Earley Amalia K, Chan Winnie M, Ward Brian M
Department of Microbiology and Immunology, University of Rochester Medical Center, 601 Elmwood Ave., Box 672, Rochester, NY 14642, USA.
J Virol. 2008 Mar;82(5):2161-9. doi: 10.1128/JVI.01971-07. Epub 2007 Dec 19.

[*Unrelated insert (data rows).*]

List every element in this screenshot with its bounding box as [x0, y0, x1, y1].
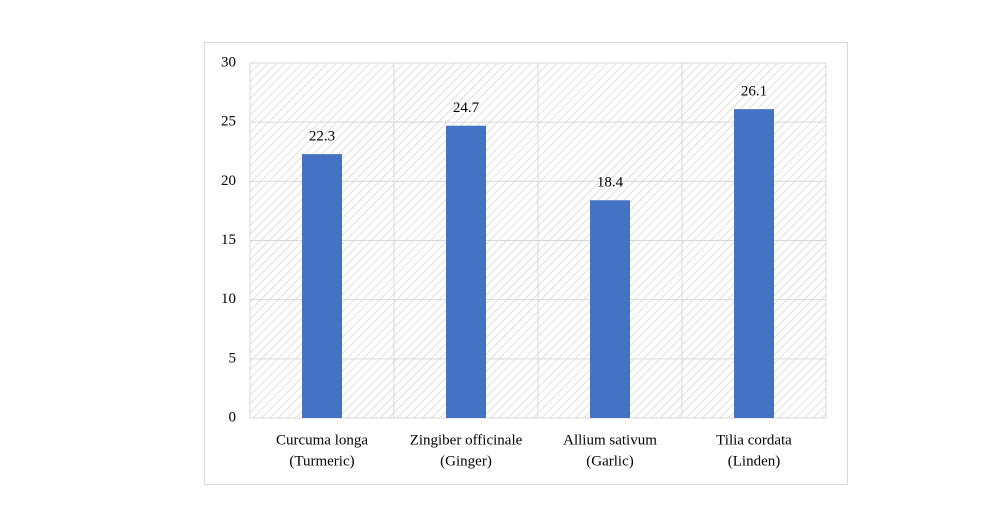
y-tick-label: 20: [221, 173, 236, 189]
bar: [302, 154, 342, 418]
y-tick-label: 30: [221, 54, 236, 70]
bar: [446, 125, 486, 418]
value-label: 24.7: [453, 100, 480, 116]
y-tick-label: 15: [221, 232, 236, 248]
y-tick-label: 0: [229, 409, 237, 425]
x-tick-label: (Ginger): [440, 453, 492, 469]
y-tick-label: 10: [221, 291, 236, 307]
y-tick-label: 5: [229, 350, 237, 366]
value-label: 26.1: [741, 84, 767, 100]
x-tick-label: (Linden): [728, 453, 780, 469]
bar: [734, 109, 774, 419]
x-tick-label: Curcuma longa: [276, 432, 368, 448]
bar: [590, 200, 630, 418]
value-label: 22.3: [309, 129, 335, 145]
x-tick-label: Zingiber officinale: [410, 432, 523, 448]
x-tick-label: (Garlic): [586, 453, 633, 469]
value-label: 18.4: [597, 175, 624, 191]
x-tick-label: (Turmeric): [289, 453, 354, 469]
y-tick-label: 25: [221, 114, 236, 130]
x-tick-label: Tilia cordata: [716, 432, 792, 448]
x-tick-label: Allium sativum: [563, 432, 657, 448]
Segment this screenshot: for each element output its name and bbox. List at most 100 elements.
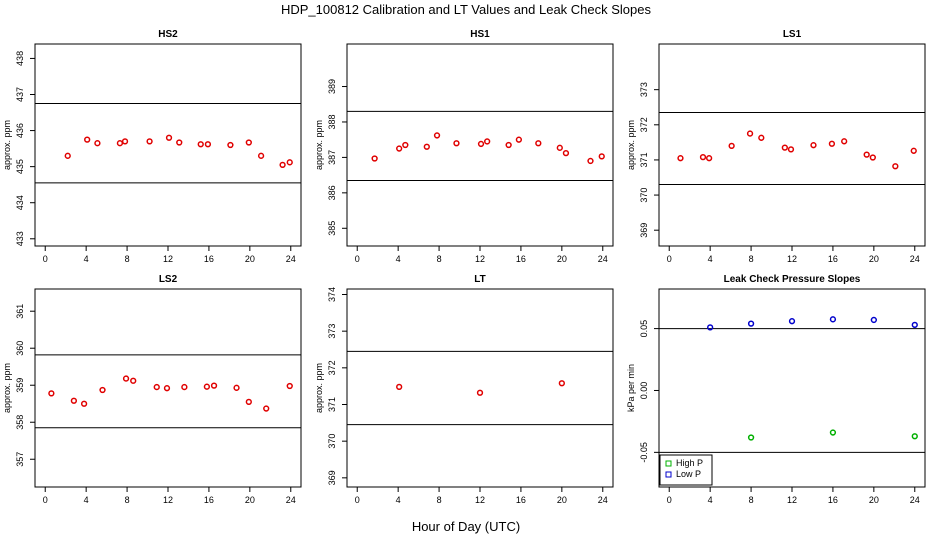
data-point <box>810 142 817 149</box>
y-tick-label: 386 <box>327 185 337 200</box>
y-tick-label: 369 <box>327 470 337 485</box>
data-point <box>121 138 129 145</box>
data-point <box>863 151 870 158</box>
y-tick-label: 373 <box>639 82 649 97</box>
y-axis-title: approx. ppm <box>314 363 324 413</box>
y-tick-label: -0.05 <box>639 442 649 463</box>
x-tick-label: 0 <box>43 254 48 264</box>
data-point <box>146 138 153 145</box>
panel-title: HS2 <box>158 29 178 40</box>
x-tick-label: 20 <box>557 254 567 264</box>
x-tick-label: 0 <box>667 254 672 264</box>
data-point <box>286 159 293 166</box>
data-point <box>48 390 55 397</box>
data-point <box>227 141 234 149</box>
y-axis-title: approx. ppm <box>2 363 12 413</box>
panel-1: HS2 0 4 8 12 16 20 24 433 434 435 436 437 438 approx. … <box>2 29 302 264</box>
x-tick-label: 24 <box>286 254 296 264</box>
y-tick-label: 436 <box>15 123 25 138</box>
x-tick-label: 4 <box>84 495 89 505</box>
y-tick-label: 360 <box>15 341 25 356</box>
x-tick-label: 24 <box>598 495 608 505</box>
data-point <box>197 141 204 148</box>
series-hs2 <box>64 134 293 168</box>
legend-label: Low P <box>676 469 701 479</box>
legend-marker <box>665 460 672 467</box>
data-point <box>505 141 512 149</box>
plot-frame <box>346 288 614 488</box>
data-point <box>747 434 755 441</box>
series-low-p <box>707 316 918 331</box>
y-tick-label: 372 <box>639 117 649 132</box>
data-point <box>728 142 735 150</box>
x-tick-label: 24 <box>598 254 608 264</box>
x-tick-label: 8 <box>749 254 754 264</box>
data-point <box>153 383 160 391</box>
y-tick-label: 358 <box>15 415 25 430</box>
panel-2: HS1 0 4 8 12 16 20 24 385 386 387 388 389 approx. ppm <box>314 29 614 264</box>
data-point <box>116 140 124 147</box>
x-tick-label: 12 <box>163 254 173 264</box>
data-point <box>747 320 755 327</box>
data-point <box>371 155 378 162</box>
data-point <box>99 386 106 394</box>
data-point <box>758 134 765 141</box>
x-tick-label: 0 <box>43 495 48 505</box>
panels: HS2 0 4 8 12 16 20 24 433 434 435 436 437 438 approx. … <box>2 29 926 505</box>
data-point <box>869 154 876 161</box>
y-tick-label: 0.05 <box>639 320 649 338</box>
x-tick-label: 20 <box>869 495 879 505</box>
y-tick-label: 389 <box>327 79 337 94</box>
y-tick-label: 434 <box>15 195 25 210</box>
x-tick-label: 16 <box>828 495 838 505</box>
data-point <box>233 384 240 391</box>
data-point <box>279 161 286 168</box>
data-point <box>80 400 88 407</box>
panel-5: LT 0 4 8 12 16 20 24 369 370 371 372 373 374 approx. p… <box>314 274 614 505</box>
data-point <box>484 138 491 145</box>
x-tick-label: 4 <box>708 495 713 505</box>
data-point <box>203 383 211 390</box>
x-tick-label: 12 <box>475 495 485 505</box>
data-point <box>263 405 270 412</box>
y-tick-label: 357 <box>15 452 25 467</box>
data-point <box>477 140 485 148</box>
data-point <box>558 380 565 387</box>
data-point <box>515 136 523 143</box>
x-tick-label: 20 <box>869 254 879 264</box>
panel-title: LS1 <box>783 29 802 40</box>
data-point <box>598 153 605 160</box>
x-tick-label: 8 <box>749 495 754 505</box>
data-point <box>176 139 183 146</box>
data-point <box>781 144 788 151</box>
data-point <box>746 130 754 137</box>
data-point <box>705 155 713 162</box>
x-tick-label: 16 <box>516 254 526 264</box>
y-axis-title: approx. ppm <box>314 120 324 170</box>
panel-3: LS1 0 4 8 12 16 20 24 369 370 371 372 373 approx. ppm <box>626 29 926 264</box>
data-point <box>64 152 71 159</box>
x-tick-label: 0 <box>355 495 360 505</box>
y-tick-label: 433 <box>15 231 25 246</box>
y-tick-label: 388 <box>327 114 337 129</box>
y-tick-label: 438 <box>15 51 25 66</box>
panel-title: LS2 <box>159 274 178 285</box>
x-tick-label: 16 <box>828 254 838 264</box>
x-tick-label: 24 <box>910 495 920 505</box>
y-tick-label: 370 <box>327 434 337 449</box>
data-point <box>535 140 542 147</box>
x-tick-label: 20 <box>245 495 255 505</box>
data-point <box>433 132 441 139</box>
legend-box <box>659 454 713 486</box>
data-point <box>841 138 848 145</box>
x-tick-label: 24 <box>286 495 296 505</box>
data-point <box>94 140 101 147</box>
data-point <box>587 157 594 165</box>
data-point <box>245 398 252 406</box>
data-point <box>562 150 570 157</box>
y-tick-label: 361 <box>15 304 25 319</box>
series-lt <box>396 380 565 396</box>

The glycoproteins encoded by the vaccinia virus A34R and B5R genes are involved in intracellular envelope virus formation and are highly conserved among orthopoxviruses. A recombinant virus that has the A34R gene deleted and the B5R gene replaced with a B5R gene fused to the enhanced green fluorescent protein (B5R-GFP) gene was created (vB5R-GFP/DeltaA34R) to investigate the role of A34 during virion morphogenesis. Cells infected with vB5R-GFP/DeltaA34R displayed GFP fluorescence throughout the cytoplasm, which differed markedly from that seen in cells infected with a normal B5R-GFP-expressing virus (vB5R-GFP). Immunofluorescence and subcellular fractionation demonstrated that B5-GFP localizes with the endoplasmic reticulum in the absence of A34. Expression of either full-length A34 or a construct consisting of the lumenal and transmembrane domains restored normal trafficking of B5-GFP to the site of wrapping in the juxtanuclear region. Coimmunoprecipitation studies confirmed that B5 and A34 interact through their luminal domains, and further analysis revealed that in the absence of A34, B5 is not efficiently incorporated into virions released from the cell.
痘苗病毒A34R和B5R基因编码的糖蛋白参与细胞内包膜病毒的形成,并且在正痘病毒中高度保守。构建了一种重组病毒,其缺失A34R基因,并用与增强型绿色荧光蛋白(B5R-GFP)基因融合的B5R基因取代B5R基因(vB5R-GFP/DeltaA34R),以研究A34在病毒粒子形态发生过程中的作用。用vB5R-GFP/DeltaA34R感染的细胞在整个细胞质中都显示出GFP荧光,这与用表达正常B5R-GFP的病毒(vB5R-GFP)感染的细胞中观察到的荧光明显不同。免疫荧光和亚细胞分级分离表明,在没有A34的情况下,B5-GFP定位于内质网。全长A34或由腔内和跨膜结构域组成的构建体的表达恢复了B5-GFP向核周区域包装位点的正常运输。免疫共沉淀研究证实,B5和A34通过它们的腔内结构域相互作用,进一步分析表明,在没有A34的情况下,B5不能有效地掺入从细胞释放的病毒粒子中。